Growing up in Memphis, Bailey Myers ’19 was no stranger to Rhodes, but although she thought it was beautiful, it was the academic rigor that made her take a closer look. Myers had struggled with undiagnosed learning challenges for most of her life, so when it came time to apply to college, she wanted to prove to everyone who had doubted her wrong by getting accepted into a highly rated school. As she explored local college options, Myers stumbled across the Bonner program, a scholarship where students work ten hours of community service in exchange for a portion of their tuition and a stipend. That really piqued her interest. “After I heard about the Bonner scholarship, all I wanted to do was become a Bonner at Rhodes and do this in a city that I love.”
“[Bonner] gave me a new perspective,” Myers says looking back on her first year at Rhodes. In addition to getting a built-in support system, Myers was able to explore new parts of the city she had grown up in through service as part of her Bonner assignments. Early on, volunteering at a local soup kitchen was an integral part of her Bonner experience. The Tuesday nights she spent hanging out in the kitchen and serving meals with the rest of her cohort gave Myers the space to begin to think critically about service. Eventually, Myers found the perfect opportunity to explore her newfound curiosity in Urban Studies classes, where the combination of intellectual questioning and real-world engagement lit a fire beneath her.
In her classes, Myers was blown away as she learned about how ordinary people could impact policy. While writing a paper for her Urban Politics and Policy class, Myers’ mind kept coming back to the Bonner program, and how, despite the incredible service Bonner students were doing, she still saw a need for stronger civic engagement. Myers didn’t know it then, but she would eventually play a role in shaping programming and engagement for the Bonner program at Rhodes.
Myers had a unique Bonner experience. Rather than focus on a single site, the way most students do, Myers worked at multiple sites over her four years. In typical Rhodes spirit, Myers was interested in too many things to pick just one. “Going back to the AHDH part, I bounced. I was interested in everything, and I wanted to learn about as many things as I could and figure out how those things worked.” Ironically, the same thing that had caused Myers to struggle in school growing up proved to be an asset during her time at Rhodes, pushing her to learn from a wide range of organizations.
During her senior year, Myers found herself working in the Bonner office for her volunteer site. In this role, she turned the questions that had driven her academically into actionable tasks and helped inform programming for Bonner students at Rhodes. Working in the Bonner office also gave Myers time to reflect on her Bonner experience, and reimagine what service can and should look like, something she had already been doing for four years as part of her Bonner and Urban studies experience.

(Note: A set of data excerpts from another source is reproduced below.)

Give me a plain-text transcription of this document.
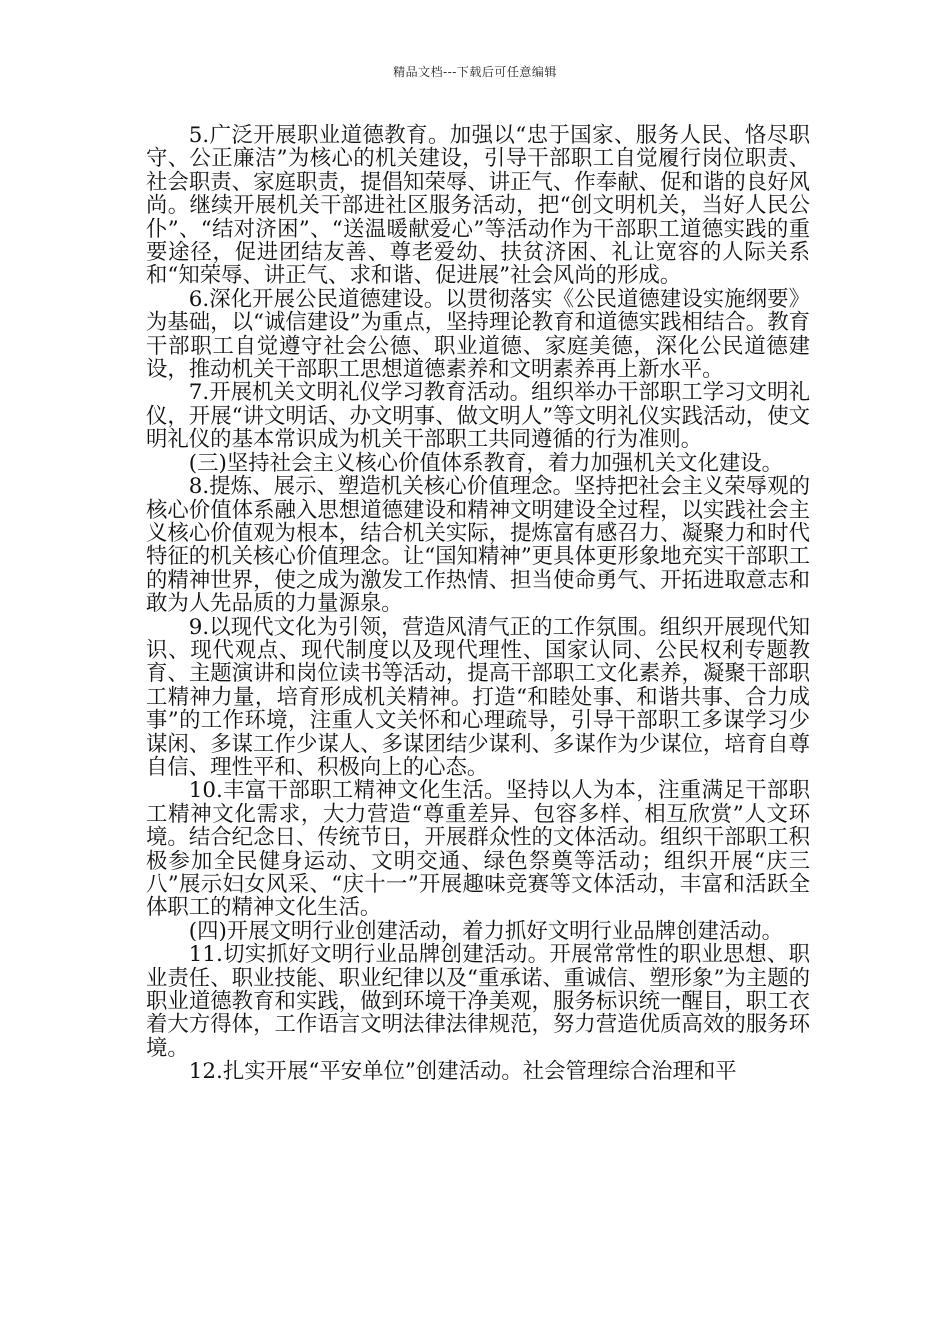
精品文档---下载后可任意编辑

5.广泛开展职业道德教育。加强以“忠于国家、服务人民、恪尽职守、公正廉洁”为核心的机关建设，引导干部职工自觉履行岗位职责、社会职责、家庭职责，提倡知荣辱、讲正气、作奉献、促和谐的良好风尚。继续开展机关干部进社区服务活动，把“创文明机关，当好人民公仆”、“结对济困”、“送温暖献爱心”等活动作为干部职工道德实践的重要途径，促进团结友善、尊老爱幼、扶贫济困、礼让宽容的人际关系和“知荣辱、讲正气、求和谐、促进展”社会风尚的形成。

6.深化开展公民道德建设。以贯彻落实《公民道德建设实施纲要》为基础，以“诚信建设”为重点，坚持理论教育和道德实践相结合。教育干部职工自觉遵守社会公德、职业道德、家庭美德，深化公民道德建设，推动机关干部职工思想道德素养和文明素养再上新水平。

7.开展机关文明礼仪学习教育活动。组织举办干部职工学习文明礼仪，开展“讲文明话、办文明事、做文明人”等文明礼仪实践活动，使文明礼仪的基本常识成为机关干部职工共同遵循的行为准则。

(三)坚持社会主义核心价值体系教育，着力加强机关文化建设。

8.提炼、展示、塑造机关核心价值理念。坚持把社会主义荣辱观的核心价值体系融入思想道德建设和精神文明建设全过程，以实践社会主义核心价值观为根本，结合机关实际，提炼富有感召力、凝聚力和时代特征的机关核心价值理念。让“国知精神”更具体更形象地充实干部职工的精神世界，使之成为激发工作热情、担当使命勇气、开拓进取意志和敢为人先品质的力量源泉。

9.以现代文化为引领，营造风清气正的工作氛围。组织开展现代知识、现代观点、现代制度以及现代理性、国家认同、公民权利专题教育、主题演讲和岗位读书等活动，提高干部职工文化素养，凝聚干部职工精神力量，培育形成机关精神。打造“和睦处事、和谐共事、合力成事”的工作环境，注重人文关怀和心理疏导，引导干部职工多谋学习少谋闲、多谋工作少谋人、多谋团结少谋利、多谋作为少谋位，培育自尊自信、理性平和、积极向上的心态。

10.丰富干部职工精神文化生活。坚持以人为本，注重满足干部职工精神文化需求，大力营造“尊重差异、包容多样、相互欣赏”人文环境。结合纪念日、传统节日，开展群众性的文体活动。组织干部职工积极参加全民健身运动、文明交通、绿色祭奠等活动；组织开展“庆三八”展示妇女风采、“庆十一”开展趣味竞赛等文体活动，丰富和活跃全体职工的精神文化生活。

(四)开展文明行业创建活动，着力抓好文明行业品牌创建活动。

11.切实抓好文明行业品牌创建活动。开展常常性的职业思想、职业责任、职业技能、职业纪律以及“重承诺、重诚信、塑形象”为主题的职业道德教育和实践，做到环境干净美观，服务标识统一醒目，职工衣着大方得体，工作语言文明法律法律规范，努力营造优质高效的服务环境。

12.扎实开展“平安单位”创建活动。社会管理综合治理和平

Following graduation, Myers found work in the nonprofit industry in Memphis, but after learning about an open position in the Bonner office, a light bulb went off. “I thought, this is my opportunity to not only try to do the policy work, but also to open other people's experiences. How can we affect change on a bigger level without assuming we have to professionalize ourselves, or assuming we have to go through a government office. How can we change what we think about government participation?”
Today, Myers' Rhodes experience has truly come full circle. In her role as Bonner coordinator, she helps students explore some of the same questions she had just a few years earlier through service. At the heart, though, Myers’ work centers around bringing communities together. “Community is one of the greatest ways we can give back to Memphis. There's so much the world needs, and we can't do it with nonprofits alone. We can't do it with college students alone. We have to figure out a way to get the energy and the power from all of these different places moving.”